Mutation-Agnostic Base Editing of the Progerin Farnesylation Site Rescues Hutchinson-Gilford Progeria Syndrome Phenotypes in Neuromuscular Organoids

Hutchinson Gilford progeria syndrome (HGPS) is a fatal premature aging disorder caused by pathogenic farnesylated lamin A variants that disrupt nuclear architecture and DNA repair. Current therapies, including farnesyltransferase inhibitors, provide only modest survival benefits and lack molecular specificity, while mutation-specific genome-editing strategies cannot address atypical laminopathies. Here, we develop Farnesylation Amino acid Targeted Editing (FATE), a mutation-agnostic base-editing platform that selectively disrupts the LMNA farnesylation motif without affecting other farnesylated proteins.
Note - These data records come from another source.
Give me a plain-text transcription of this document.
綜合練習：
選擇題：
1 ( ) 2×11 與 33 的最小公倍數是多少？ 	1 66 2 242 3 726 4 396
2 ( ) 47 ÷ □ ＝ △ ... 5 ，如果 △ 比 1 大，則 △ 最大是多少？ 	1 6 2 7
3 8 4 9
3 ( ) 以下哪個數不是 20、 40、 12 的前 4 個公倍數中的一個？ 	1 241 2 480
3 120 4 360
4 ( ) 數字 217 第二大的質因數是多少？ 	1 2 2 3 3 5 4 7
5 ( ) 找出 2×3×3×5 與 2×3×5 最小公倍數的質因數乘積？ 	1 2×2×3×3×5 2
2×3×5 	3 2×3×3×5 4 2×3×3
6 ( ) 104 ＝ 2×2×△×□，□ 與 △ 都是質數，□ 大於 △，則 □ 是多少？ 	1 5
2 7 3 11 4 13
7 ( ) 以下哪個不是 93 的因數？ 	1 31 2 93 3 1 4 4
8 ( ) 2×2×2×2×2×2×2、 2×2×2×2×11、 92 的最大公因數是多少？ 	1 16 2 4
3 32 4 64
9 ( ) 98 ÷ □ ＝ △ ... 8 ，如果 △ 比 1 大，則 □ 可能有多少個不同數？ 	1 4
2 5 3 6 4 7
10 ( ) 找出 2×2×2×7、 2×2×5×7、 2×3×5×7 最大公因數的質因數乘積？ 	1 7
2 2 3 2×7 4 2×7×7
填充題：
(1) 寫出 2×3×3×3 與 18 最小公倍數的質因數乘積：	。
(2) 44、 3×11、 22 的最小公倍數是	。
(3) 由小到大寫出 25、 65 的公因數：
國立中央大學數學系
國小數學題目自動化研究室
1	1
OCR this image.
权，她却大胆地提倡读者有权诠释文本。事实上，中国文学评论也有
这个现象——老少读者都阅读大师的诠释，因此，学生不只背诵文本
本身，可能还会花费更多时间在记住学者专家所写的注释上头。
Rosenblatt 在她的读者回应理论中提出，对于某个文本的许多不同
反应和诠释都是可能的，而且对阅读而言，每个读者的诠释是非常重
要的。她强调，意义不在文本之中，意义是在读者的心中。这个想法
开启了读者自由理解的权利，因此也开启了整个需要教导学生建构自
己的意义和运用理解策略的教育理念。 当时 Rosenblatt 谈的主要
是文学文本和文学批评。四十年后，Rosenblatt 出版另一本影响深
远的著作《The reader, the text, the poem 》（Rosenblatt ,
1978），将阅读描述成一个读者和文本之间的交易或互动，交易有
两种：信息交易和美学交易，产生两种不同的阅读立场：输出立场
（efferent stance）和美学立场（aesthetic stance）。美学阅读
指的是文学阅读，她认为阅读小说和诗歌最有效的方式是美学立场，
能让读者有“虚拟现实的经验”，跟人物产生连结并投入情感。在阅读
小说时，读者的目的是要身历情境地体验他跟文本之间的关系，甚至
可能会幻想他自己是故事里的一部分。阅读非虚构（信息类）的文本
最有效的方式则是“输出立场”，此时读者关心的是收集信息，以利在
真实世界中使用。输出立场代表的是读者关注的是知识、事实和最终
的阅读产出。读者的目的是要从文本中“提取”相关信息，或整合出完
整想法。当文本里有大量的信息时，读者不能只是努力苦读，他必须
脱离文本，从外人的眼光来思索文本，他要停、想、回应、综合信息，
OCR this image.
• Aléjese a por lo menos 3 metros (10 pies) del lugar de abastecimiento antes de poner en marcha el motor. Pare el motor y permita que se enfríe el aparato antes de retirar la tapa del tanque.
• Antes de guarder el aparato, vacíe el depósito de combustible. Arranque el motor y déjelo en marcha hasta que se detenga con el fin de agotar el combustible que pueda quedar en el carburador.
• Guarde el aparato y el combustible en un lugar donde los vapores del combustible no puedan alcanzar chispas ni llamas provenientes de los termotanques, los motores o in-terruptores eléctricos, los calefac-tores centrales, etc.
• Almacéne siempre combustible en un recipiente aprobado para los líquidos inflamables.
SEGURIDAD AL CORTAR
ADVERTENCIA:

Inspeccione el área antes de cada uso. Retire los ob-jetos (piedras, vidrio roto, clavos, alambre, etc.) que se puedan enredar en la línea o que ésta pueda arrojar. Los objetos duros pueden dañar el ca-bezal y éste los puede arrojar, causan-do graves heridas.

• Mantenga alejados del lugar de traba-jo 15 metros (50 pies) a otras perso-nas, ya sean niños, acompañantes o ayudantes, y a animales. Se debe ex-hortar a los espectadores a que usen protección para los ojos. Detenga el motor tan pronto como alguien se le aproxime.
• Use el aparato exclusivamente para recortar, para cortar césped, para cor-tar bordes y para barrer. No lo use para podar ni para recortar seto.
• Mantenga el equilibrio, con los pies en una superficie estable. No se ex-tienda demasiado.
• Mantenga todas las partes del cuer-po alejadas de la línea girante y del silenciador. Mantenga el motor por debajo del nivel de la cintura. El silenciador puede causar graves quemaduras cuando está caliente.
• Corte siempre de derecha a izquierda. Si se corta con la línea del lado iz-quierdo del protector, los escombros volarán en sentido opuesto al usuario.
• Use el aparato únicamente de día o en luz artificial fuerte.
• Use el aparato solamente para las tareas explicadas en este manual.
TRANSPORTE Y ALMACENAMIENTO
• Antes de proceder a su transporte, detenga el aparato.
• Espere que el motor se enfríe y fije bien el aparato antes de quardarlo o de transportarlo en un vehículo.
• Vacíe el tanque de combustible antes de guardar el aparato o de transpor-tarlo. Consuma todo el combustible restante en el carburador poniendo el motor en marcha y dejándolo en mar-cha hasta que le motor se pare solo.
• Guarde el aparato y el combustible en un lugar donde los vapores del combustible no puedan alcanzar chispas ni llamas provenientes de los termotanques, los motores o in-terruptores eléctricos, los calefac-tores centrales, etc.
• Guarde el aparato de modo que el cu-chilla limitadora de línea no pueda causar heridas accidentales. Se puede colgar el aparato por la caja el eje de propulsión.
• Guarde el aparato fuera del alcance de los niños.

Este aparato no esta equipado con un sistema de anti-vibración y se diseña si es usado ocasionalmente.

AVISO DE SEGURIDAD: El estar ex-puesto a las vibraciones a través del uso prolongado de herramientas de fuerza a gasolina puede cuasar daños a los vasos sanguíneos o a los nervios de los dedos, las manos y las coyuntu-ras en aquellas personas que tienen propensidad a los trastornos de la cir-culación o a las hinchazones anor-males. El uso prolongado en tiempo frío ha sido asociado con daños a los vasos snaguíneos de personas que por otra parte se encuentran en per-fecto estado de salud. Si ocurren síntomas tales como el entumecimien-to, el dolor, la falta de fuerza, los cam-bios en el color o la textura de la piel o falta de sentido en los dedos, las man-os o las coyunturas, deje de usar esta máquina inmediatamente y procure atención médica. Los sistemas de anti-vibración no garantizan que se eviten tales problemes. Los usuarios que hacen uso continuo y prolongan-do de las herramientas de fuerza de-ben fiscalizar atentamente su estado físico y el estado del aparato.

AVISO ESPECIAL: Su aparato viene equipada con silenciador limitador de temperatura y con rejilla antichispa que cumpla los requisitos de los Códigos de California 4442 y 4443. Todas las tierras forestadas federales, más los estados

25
Using isogenic human pluripotent stem cell derived neuromuscular organoids (NMOs), we reveal muscle-specific progerin accumulation that sequesters 53BP1 and abolishes DNA damage foci formation. FATE eliminates perinuclear progerin, restores 53BP1 mobility, reconstitutes DNA repair foci, and normalizes heterochromatin architecture. Importantly, transient delivery of FATE mRNA conjugated with lipid nanoparticles to HGPS NMOs achieves efficient base editing and phenotypic rescue. These findings establish FATE as a mutation-independent therapeutic strategy targeting a fundamental pathogenic mechanism in HGPS and provide a proof-of-concept for RNA-based in situ genome editing in progeroid disease.